Я молчал. Не знал, что сказать. В голове крутились вопросы, но ни один не решался сорваться с языка.
— А теперь, — он улыбнулся, — каждое утро у меня новое окно. Понимаешь? Новое! Сегодня — сосны до неба, завтра — озеро, послезавтра — горы. Я наконец‑то живу, а не существую.
— Но как же мы? — вырвалось у меня. — Мама, я… Мы же волнуемся!
— Волнуйтесь, — отец положил руку мне на плечо. — Это нормально. Но поймите: я не пропаду. Я умею работать руками, найду, чем заработать на хлеб. Зато теперь я просыпаюсь с мыслью: «Что нового покажет мне мир сегодня?»
Потом он уехал. Просто утром взял и уехал — тихо, без прощальных речей. Оставил на столе записку: «Не волнуйтесь. Буду звонить».
Первые месяцы мы с мамой жили как на иголках. Она всё повторяла: «Позор! Стыд! Что люди скажут?» А я… я злился. Злился на отца за то, что он так резко всё поменял, за то, что заставил нас волноваться.
Однажды вечером мама, всхлипывая, повернулась ко мне:
— И что теперь? Он нас бросил? Из‑за какой‑то блажи?
— Мам, он не бросил нас, — я попытался её успокоить. — Он просто… решил пожить для себя.
— Для себя! — она всплеснула руками. — А мы кто ему? Семья — это не «потом», это «сейчас»!
А он шлёт фотки. Байкал — бирюзовая гладь до горизонта. Алтай — горы, упирающиеся в небо. Карелия — туман над озёрами, сосны, будто стражи вечности. Живёт в фургоне, подрабатывает — то забор починит, то крышу залатает. Хватает на бензин и гречку. И ещё на банку тушёнки, чтобы пожарить на костре.
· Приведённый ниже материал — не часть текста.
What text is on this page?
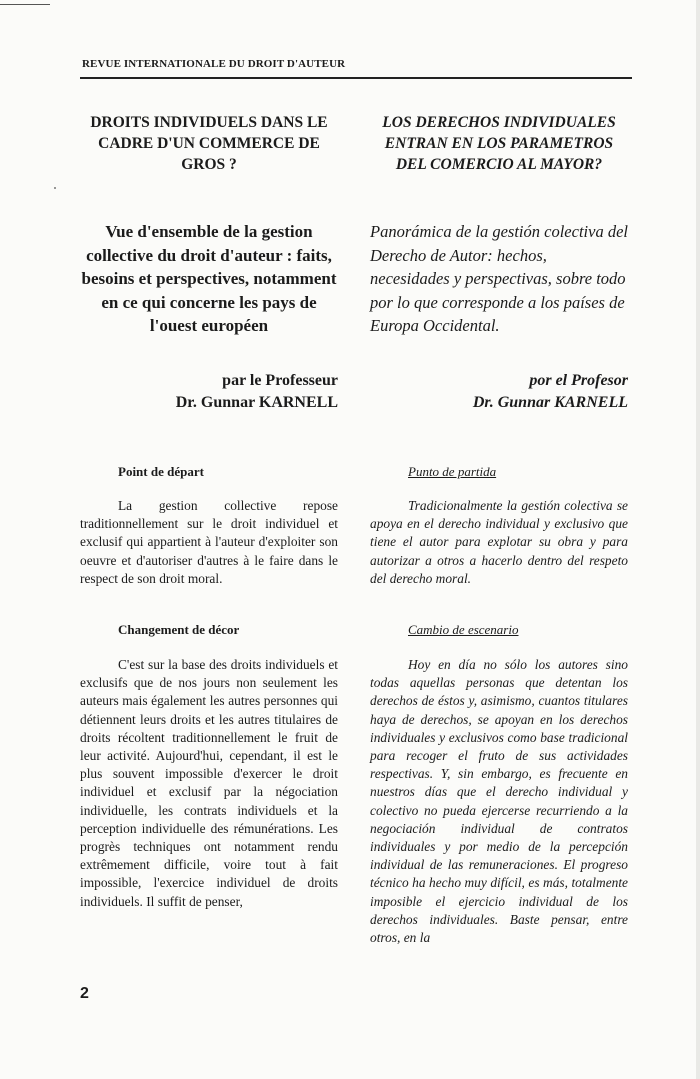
REVUE INTERNATIONALE DU DROIT D'AUTEUR
DROITS INDIVIDUELS DANS LE CADRE D'UN COMMERCE DE GROS ?
Vue d'ensemble de la gestion collective du droit d'auteur : faits, besoins et perspectives, notamment en ce qui concerne les pays de l'ouest européen
par le Professeur
Dr. Gunnar KARNELL
Point de départ

La gestion collective repose traditionnellement sur le droit individuel et exclusif qui appartient à l'auteur d'exploiter son oeuvre et d'autoriser d'autres à le faire dans le respect de son droit moral.

Changement de décor

C'est sur la base des droits individuels et exclusifs que de nos jours non seulement les auteurs mais également les autres personnes qui détiennent leurs droits et les autres titulaires de droits récoltent traditionnellement le fruit de leur activité. Aujourd'hui, cependant, il est le plus souvent impossible d'exercer le droit individuel et exclusif par la négociation individuelle, les contrats individuels et la perception individuelle des rémunérations. Les progrès techniques ont notamment rendu extrêmement difficile, voire tout à fait impossible, l'exercice individuel de droits individuels. Il suffit de penser,

LOS DERECHOS INDIVIDUALES ENTRAN EN LOS PARAMETROS DEL COMERCIO AL MAYOR?
Panorámica de la gestión colectiva del Derecho de Autor: hechos, necesidades y perspectivas, sobre todo por lo que corresponde a los países de Europa Occidental.
por el Profesor
Dr. Gunnar KARNELL
Punto de partida

Tradicionalmente la gestión colectiva se apoya en el derecho individual y exclusivo que tiene el autor para explotar su obra y para autorizar a otros a hacerlo dentro del respeto del derecho moral.

Cambio de escenario

Hoy en día no sólo los autores sino todas aquellas personas que detentan los derechos de éstos y, asimismo, cuantos titulares haya de derechos, se apoyan en los derechos individuales y exclusivos como base tradicional para recoger el fruto de sus actividades respectivas. Y, sin embargo, es frecuente en nuestros días que el derecho individual y colectivo no pueda ejercerse recurriendo a la negociación individual de contratos individuales y por medio de la percepción individual de las remuneraciones. El progreso técnico ha hecho muy difícil, es más, totalmente imposible el ejercicio individual de los derechos individuales. Baste pensar, entre otros, en la

2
Мама подала на развод. Официально — «опозорил семью». Неофициально — не смогла принять его выбор.
А он прислал видео: сидит у костра, жарит рыбу, вокруг — тёмный лес, над головой — звёздное небо.
— Сын, — говорит в камеру, — я 30 лет мечтал проснуться и увидеть в окне не заводскую трубу. Теперь каждое утро у меня новое окно. И знаешь что? Я счастлив. По‑настоящему счастлив. Здесь я дышу полной грудью. Слышишь, как воздух пахнет? Сосной, водой, свободой…
На заводе его называют дураком. Променял должность на бомжевание, говорят. «Вон, Борька‑то, начальник цеха был, а теперь по деревням шатается, за еду работает».
А у него вчера был инфаркт. Выжил. Пишет из больницы в Томске:
— Представь, если б помер в заводской столовке над тарелкой с макаронами. А я чуть не откинулся, глядя на закат над Обью. Есть разница?
Я прочитал это и заплакал. Впервые за год. Позвонил ему сразу:
— Пап, ты как?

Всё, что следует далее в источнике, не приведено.